The title is maybe a little difficult to understand. I’ll try to explain giving an example:


I have two copies that are slightly different and I want to e.g. make two b/w images that will show the difference of representation of colors - the red or green balloons in this example.

When I now apply a film simulation (or monochrome toning), the channel mixer sliders work exactly the same. All customizing seem to be obsolete. If we had a feature that allowed us to make snapshots of the two images (freeze the settings) and work from there on like they were original raw files, we would open a wide range of creative possibilities. This basically means that we could work without having to go from raw to tiff (or jpg), saving some disk space and allowing us to somehow force the sequence in which settings are applied.

My personal benefit of such a function would be in negative conversions, where sliders would again behave normally. It would also ease the answer to the question asked elsewhere (here) and therefore make easier the use of DPL.

Well there is the function " Virtual Copy"
Edit the rawfile until you have your “master” and hit “create virual copy” a few times, those VC’s are then your different approaches of the image.
You can also create from a vc a new vc.

Edit: lets assume that the VC has name edit possibility and there is a fully selective copy past.of corrections.
Then you can make a “status” hit create VC and rename this as your liking to remember what it is.
by copy past you can use it as a settings of adjustments source.

@OXiDant, thanks, but this does not work as I want it to.
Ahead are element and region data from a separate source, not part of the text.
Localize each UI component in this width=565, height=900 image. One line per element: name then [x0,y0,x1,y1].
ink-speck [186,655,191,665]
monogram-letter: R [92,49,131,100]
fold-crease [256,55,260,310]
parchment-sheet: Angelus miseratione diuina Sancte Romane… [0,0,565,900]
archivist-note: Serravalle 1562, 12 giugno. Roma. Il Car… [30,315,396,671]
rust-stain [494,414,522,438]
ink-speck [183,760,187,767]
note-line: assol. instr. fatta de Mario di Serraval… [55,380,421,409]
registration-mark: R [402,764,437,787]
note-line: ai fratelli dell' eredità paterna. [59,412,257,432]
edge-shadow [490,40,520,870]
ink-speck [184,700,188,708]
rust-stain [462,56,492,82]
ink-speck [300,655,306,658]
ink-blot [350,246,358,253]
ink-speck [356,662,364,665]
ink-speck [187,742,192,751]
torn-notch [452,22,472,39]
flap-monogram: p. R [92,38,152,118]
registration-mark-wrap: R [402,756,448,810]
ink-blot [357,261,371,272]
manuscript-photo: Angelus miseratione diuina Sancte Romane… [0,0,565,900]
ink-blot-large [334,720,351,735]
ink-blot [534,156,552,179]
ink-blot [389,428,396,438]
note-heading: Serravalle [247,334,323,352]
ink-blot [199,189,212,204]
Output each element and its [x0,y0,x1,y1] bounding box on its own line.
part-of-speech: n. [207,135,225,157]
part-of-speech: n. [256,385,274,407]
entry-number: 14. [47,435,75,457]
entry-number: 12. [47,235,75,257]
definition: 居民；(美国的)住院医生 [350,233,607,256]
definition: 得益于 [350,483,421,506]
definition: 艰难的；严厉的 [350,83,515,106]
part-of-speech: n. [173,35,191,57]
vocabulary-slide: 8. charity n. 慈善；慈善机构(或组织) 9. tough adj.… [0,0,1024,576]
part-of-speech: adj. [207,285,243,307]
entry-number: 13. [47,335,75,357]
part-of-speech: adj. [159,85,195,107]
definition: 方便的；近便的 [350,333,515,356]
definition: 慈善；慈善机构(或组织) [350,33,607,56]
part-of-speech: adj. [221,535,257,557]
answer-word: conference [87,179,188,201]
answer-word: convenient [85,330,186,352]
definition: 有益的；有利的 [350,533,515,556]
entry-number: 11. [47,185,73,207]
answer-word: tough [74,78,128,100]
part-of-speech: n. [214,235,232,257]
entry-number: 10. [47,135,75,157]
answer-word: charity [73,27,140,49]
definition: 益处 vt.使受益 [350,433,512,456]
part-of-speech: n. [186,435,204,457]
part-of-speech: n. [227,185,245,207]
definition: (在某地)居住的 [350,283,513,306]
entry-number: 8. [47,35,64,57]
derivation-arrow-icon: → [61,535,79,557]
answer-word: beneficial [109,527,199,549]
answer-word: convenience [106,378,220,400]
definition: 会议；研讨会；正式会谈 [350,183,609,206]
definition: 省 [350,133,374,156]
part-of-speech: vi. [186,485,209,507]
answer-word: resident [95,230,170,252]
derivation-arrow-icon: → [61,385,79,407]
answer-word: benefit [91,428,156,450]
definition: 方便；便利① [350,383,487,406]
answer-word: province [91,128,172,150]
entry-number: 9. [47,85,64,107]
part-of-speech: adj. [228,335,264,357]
I can change the balloons in the vc, but as soon as I engage a film simulation (or toning) both images behave exactly the same: They react to the channel mixer’s red slider only…

With the current technology, I have to export the image as a tiff and take the next steps from there.

Ah you ment actual “hardcoded” / burn the adjustments so you can have a new startpoint?
Like export a 16bit tiff and reimport this as new entry?

Exactly, but ready for reuse like a raw file.